The Case for Robo-Advisory and Digital Wealth
By FintechNews HK
An April 2017 Burnmark report rexplored the tie-up between digital wealth and robo-advisory within the FinTech industry.
With retail investors demanding for more complex asset classes and investments and increased transparency and control over investments, traditional wealth management firms, more wealth manage firms are joining the digital space and as a result, introducing automated wealth management tools called robo-advisors. Robo-advisory is also growing rapidly especially in exchange-traded fund platforms, said the Burnmark report.
A record figure of assets is being transferred inter-generationally from the baby boomers to the current generation. Over the next 30 to 40 years, an additional an additional US$30 trillion in financial and non-financial assets will pass from boomers to their heirs in North America alone. The millennial generation, with 80 million investors, is now the largest generational client base of digital wealth management in the US, said the report.
They exhibit very different investment behavior with 64 percent of high net worth clients under 40 years old expect to access their accounts via a website and 54 percent expect to use digital channels such as mobile applications, social media or video. With their gender-specific investment needs, more women are also investing in digital wealth products.
Countries such as China, India, Russia and South Africa have large segments of millennial investors who are also keen to try digital advisory platforms. These niche markets do need micro-personalized products and services, while still being delivered cost-effectively, noted the report.
Robo-advisory models in the world
A common form of robo-advisory is the direct-to-consumer (D2C) robo-advisors. with limited advisor assistance. These are online platforms that provide automated, algorithm-based portfolio management and without intervention from human advisors. Business-to-business (B2B) advisory comprises white-label digital platform solution providers for traditional advisors enabling them to offer their own digital wealth management solutions.
There is also the hybrid advisory, which are traditional advisory services, including personalised conversations and actively managed portfolios blended with computerized portfolio recommendations.
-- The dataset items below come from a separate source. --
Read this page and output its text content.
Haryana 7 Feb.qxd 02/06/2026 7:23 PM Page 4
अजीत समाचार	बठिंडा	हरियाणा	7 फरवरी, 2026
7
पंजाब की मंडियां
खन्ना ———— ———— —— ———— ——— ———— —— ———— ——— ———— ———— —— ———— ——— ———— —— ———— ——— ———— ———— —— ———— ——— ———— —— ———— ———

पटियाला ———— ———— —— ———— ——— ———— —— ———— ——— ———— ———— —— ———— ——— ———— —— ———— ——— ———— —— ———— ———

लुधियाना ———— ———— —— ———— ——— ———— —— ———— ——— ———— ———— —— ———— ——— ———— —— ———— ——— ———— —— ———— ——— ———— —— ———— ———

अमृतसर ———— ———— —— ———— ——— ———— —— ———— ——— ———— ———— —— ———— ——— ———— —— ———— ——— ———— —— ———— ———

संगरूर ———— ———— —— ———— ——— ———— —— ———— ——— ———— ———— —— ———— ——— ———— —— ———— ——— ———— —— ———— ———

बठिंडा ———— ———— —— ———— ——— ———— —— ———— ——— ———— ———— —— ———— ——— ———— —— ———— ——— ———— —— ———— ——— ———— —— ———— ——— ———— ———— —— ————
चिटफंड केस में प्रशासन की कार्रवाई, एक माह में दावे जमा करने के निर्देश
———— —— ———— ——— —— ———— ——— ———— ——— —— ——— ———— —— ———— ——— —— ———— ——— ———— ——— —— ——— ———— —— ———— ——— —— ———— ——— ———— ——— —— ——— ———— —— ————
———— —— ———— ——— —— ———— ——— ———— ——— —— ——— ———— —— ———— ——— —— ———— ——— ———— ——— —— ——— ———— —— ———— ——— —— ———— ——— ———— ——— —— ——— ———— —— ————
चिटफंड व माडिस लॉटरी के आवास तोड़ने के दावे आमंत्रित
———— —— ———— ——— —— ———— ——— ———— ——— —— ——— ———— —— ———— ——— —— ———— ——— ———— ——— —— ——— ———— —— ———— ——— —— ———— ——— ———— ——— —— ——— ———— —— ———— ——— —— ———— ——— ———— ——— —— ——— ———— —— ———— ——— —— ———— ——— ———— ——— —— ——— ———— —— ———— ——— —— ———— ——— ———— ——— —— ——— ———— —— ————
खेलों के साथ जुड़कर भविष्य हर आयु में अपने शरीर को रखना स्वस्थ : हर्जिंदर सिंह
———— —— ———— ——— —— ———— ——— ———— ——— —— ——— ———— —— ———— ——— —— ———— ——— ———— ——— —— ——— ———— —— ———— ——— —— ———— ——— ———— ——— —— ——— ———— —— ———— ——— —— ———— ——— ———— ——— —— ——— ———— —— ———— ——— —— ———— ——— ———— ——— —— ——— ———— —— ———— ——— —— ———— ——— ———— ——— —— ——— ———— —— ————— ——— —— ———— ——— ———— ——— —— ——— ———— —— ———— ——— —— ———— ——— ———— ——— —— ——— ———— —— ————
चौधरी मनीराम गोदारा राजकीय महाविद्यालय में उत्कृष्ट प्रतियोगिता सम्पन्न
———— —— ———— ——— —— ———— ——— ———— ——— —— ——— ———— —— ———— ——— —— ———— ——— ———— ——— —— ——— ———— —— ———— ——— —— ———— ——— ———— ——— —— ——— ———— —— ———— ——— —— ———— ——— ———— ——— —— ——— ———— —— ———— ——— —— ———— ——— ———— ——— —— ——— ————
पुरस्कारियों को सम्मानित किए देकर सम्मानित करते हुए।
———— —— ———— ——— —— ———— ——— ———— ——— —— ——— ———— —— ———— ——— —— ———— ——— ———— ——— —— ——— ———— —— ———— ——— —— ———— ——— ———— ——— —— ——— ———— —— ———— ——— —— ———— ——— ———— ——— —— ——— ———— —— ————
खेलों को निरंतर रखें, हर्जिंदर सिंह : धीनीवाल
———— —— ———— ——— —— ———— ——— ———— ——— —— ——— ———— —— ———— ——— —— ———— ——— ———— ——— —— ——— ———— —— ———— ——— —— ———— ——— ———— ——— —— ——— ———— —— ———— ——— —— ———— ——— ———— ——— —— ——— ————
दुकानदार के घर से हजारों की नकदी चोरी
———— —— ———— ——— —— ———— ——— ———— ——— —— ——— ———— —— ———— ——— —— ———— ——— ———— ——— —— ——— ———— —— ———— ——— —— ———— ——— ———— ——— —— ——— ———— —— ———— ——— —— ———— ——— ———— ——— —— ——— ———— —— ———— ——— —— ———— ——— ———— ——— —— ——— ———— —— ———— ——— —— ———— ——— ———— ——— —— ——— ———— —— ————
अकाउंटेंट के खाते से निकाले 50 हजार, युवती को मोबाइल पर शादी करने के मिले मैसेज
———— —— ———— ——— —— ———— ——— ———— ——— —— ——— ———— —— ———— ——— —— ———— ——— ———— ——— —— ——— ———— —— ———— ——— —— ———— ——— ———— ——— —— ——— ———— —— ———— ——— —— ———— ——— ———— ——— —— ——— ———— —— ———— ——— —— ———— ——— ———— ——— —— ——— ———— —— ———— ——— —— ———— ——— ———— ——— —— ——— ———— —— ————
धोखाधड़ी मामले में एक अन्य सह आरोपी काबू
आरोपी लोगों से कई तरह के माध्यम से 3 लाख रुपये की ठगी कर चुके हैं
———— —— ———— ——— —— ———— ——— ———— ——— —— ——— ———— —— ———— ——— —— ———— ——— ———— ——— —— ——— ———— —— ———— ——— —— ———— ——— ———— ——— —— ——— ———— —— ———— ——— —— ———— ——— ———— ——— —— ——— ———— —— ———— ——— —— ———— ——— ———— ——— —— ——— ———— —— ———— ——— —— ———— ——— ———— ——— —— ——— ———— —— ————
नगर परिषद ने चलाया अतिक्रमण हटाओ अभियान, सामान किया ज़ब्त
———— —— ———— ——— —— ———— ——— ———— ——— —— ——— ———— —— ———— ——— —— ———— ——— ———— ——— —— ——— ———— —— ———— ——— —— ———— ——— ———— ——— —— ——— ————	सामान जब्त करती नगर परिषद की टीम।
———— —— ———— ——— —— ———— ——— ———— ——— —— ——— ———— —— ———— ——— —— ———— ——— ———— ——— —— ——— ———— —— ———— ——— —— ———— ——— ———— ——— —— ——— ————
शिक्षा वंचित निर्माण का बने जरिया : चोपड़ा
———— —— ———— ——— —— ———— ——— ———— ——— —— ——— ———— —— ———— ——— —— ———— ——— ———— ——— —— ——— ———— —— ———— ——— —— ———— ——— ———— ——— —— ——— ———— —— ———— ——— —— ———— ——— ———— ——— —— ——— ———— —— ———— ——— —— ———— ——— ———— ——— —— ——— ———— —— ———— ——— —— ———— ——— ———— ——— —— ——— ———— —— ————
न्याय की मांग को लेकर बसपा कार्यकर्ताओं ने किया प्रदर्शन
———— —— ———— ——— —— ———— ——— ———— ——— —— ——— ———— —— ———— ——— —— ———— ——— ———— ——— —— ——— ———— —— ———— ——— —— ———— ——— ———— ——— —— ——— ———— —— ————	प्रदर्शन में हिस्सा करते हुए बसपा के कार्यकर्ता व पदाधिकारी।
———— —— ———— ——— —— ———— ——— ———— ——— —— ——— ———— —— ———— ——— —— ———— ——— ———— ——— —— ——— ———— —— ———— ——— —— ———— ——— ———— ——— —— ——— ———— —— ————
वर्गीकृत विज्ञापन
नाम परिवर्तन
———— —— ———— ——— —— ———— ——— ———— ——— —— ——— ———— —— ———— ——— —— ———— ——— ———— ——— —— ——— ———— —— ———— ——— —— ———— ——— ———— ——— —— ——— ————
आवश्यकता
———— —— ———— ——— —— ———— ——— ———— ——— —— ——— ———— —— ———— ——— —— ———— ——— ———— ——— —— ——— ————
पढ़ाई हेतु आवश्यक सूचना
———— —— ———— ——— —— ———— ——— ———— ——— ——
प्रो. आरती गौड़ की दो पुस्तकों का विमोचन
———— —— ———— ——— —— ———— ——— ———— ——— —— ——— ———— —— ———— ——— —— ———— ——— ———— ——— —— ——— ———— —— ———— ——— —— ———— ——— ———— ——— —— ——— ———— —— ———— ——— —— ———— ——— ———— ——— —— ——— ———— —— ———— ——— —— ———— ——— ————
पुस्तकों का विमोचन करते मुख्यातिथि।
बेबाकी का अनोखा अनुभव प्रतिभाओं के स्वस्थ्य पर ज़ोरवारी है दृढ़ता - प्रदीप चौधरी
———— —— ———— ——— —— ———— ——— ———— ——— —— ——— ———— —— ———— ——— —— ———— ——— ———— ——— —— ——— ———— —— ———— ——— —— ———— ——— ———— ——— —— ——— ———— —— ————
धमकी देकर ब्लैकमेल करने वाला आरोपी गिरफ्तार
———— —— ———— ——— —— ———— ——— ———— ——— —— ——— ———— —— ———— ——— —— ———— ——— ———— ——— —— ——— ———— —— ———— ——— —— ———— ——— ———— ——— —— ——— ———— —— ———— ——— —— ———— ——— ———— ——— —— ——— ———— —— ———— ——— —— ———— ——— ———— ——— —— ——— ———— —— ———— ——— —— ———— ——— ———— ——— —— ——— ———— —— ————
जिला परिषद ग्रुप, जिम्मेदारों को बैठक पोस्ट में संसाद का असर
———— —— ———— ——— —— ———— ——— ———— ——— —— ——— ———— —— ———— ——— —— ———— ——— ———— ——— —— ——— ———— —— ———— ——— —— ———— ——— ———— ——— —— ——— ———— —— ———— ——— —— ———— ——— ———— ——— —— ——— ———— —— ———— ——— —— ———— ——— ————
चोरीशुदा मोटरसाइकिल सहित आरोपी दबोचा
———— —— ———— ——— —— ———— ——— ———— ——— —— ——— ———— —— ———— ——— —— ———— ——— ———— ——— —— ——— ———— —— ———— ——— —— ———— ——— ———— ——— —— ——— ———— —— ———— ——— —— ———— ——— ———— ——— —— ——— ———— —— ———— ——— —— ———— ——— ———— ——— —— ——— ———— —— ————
The US is the hub of D2C robo-advisors with two clear leaders, Betterment and Wealthfront, with assets under management of US$7.3 billion and US$5.1 billion respectively. Meanwhile, Bambu operates as a B2B robo-advisor in Asia, and within two months of launch has secured partnerships with Thomson Reuters, Tigerspike, Finantix, and Eigencat. Infinity Partners and Smartly aim to launch soon as the first platforms in Singapore, along with the new entrant women-focused robo-advisor, Miss Kaya.
Challenges in meeting customer experience and expectations
Burnmark highlighted the use of chatbots, which are artificial intelligence tools that provide intuitive answers in to generic customer questions. For digital wealth management, chatbots can respond to standard customer queries and provide automated advice via text, freeing up relationship managers to focus on complex requests and products.
But according to a recent survey, customers are frustrated with digital customer services offered, with 40 percent experiencing delays in getting answers to simple questions in the last month and 33 percent suffering from poor quality or unresponsive contact facilities. This frustration is the primary driver for more than 70 percent of customers being willing to accept robo advice for their investments
Burnmark found that chatbots are a necessity for strong customer service and can be useful in expanding the client base towards lower net worths. Existing customers in wealth management expect the convenience afforded by chatbots, and the upcoming generations see it as a matter of course. However, these younger clients also rely on their wealth manager for life goal planning, a function that currently does not work well with chatbots.
Online brokers are sensing the opportunity offered by the millennial investors. Several online brokers have launched their own robo-advisory offerings as an additional service for the retail investors. For instance, TD Ameritrade, which manages assets of over US$28 billion, has launched a new robo-advisory platform called Essential Portfolios.
The democratisation of wealth services, combined with greater wealth accumulation, will mean that every type of provider will have a bigger range of potential customers.
The key to the future of robo-advisory, as with all spaces within FinTech, will be the degree of personalisation offered for education (and generating interest in investing) as well as investment management (based on life goals and interests). Thus niche segments will emerge, and technology will act as the super layer eliminating the border between desire and advice.
Chatbots, who are seeing tremendous early stage capital today, will develop significant vocabulary within the space. And new markets will emerge in developing countries with their increasing middle class population and interest in investing from rural population through mobile devices.